Problem Description
A user is set up with read-write-udf permission, verified via aql:
aql> show users +-------------+------------------------------+ | user | roles | +-------------+------------------------------+ | "udfrunner" | "read-write, read-write-udf" | +-------------+------------------------------+ 1 rows in set (0.001 secs)
However, trying to run a UDF as this user with code like the following (example in Java) results in an ERROR:81:role violation exception.

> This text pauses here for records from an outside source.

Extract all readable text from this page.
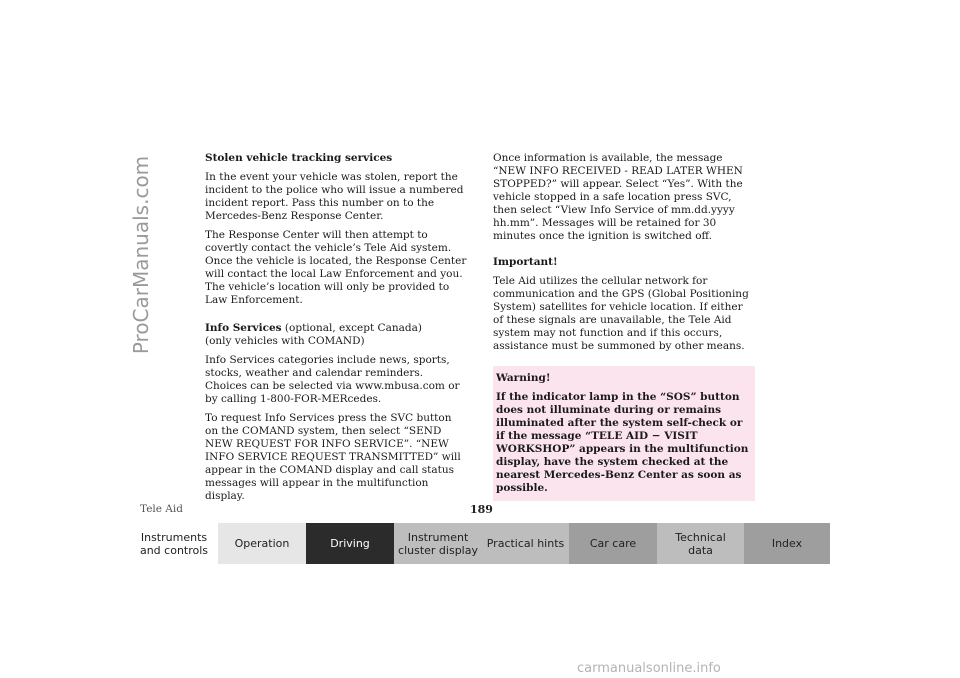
ProCarManuals.com	Stolen vehicle tracking services

In the event your vehicle was stolen, report the incident to the police who will issue a numbered incident report. Pass this number on to the Mercedes-Benz Response Center.

The Response Center will then attempt to covertly contact the vehicle’s Tele Aid system. Once the vehicle is located, the Response Center will contact the local Law Enforcement and you. The vehicle’s location will only be provided to Law Enforcement.

Info Services (optional, except Canada)

(only vehicles with COMAND)

Info Services categories include news, sports, stocks, weather and calendar reminders. Choices can be selected via www.mbusa.com or by calling 1-800-FOR-MERcedes.

To request Info Services press the SVC button on the COMAND system, then select “SEND NEW REQUEST FOR INFO SERVICE”. “NEW INFO SERVICE REQUEST TRANSMITTED” will appear in the COMAND display and call status messages will appear in the multifunction display.

Once information is available, the message “NEW INFO RECEIVED - READ LATER WHEN STOPPED?” will appear. Select “Yes”. With the vehicle stopped in a safe location press SVC, then select “View Info Service of mm.dd.yyyy hh.mm”. Messages will be retained for 30 minutes once the ignition is switched off.

Important!

Tele Aid utilizes the cellular network for communication and the GPS (Global Positioning System) satellites for vehicle location. If either of these signals are unavailable, the Tele Aid system may not function and if this occurs, assistance must be summoned by other means.

Warning!
If the indicator lamp in the “SOS” button does not illuminate during or remains illuminated after the system self-check or if the message “TELE AID − VISIT WORKSHOP” appears in the multifunction display, have the system checked at the nearest Mercedes-Benz Center as soon as possible.
Tele Aid	189
Instruments
and controls	Operation	Driving	Instrument
cluster display Practical hints	Car care	Technical
data	Index
carmanualsonline.info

public static void test2(AerospikeClient client,Statement stmt) {
// UDF truncate.truncate_set() removes all records from namespace/set in stmt
System.out.println("Beginning UDF execution...");
ExecuteTask task = client.execute(new writePolicy(), stmt, "truncate", "truncate_set");
task.waitTillComplete(1000, 0);
System.out.println("Done executing UDF.");
}
Explanation
As described in Configuring Access Control, theread-write-udf privilege allows the user to execute UDFs, and in fact, in the example above, the records do actually get removed even though the role violation exception is thrown. However, using the scan-query job monitoring system, which is what the task.waitTillComplete() method needs to find out whether the task is complete, requires data-admin privilege, as job monitoring subsystem also allows to abort a running job.Solution
Either grant thedata-admin permission to that role for the necessary namespace and set, or remove the call to task.waitTillComplete() and find some other method of determining when the UDF has finished.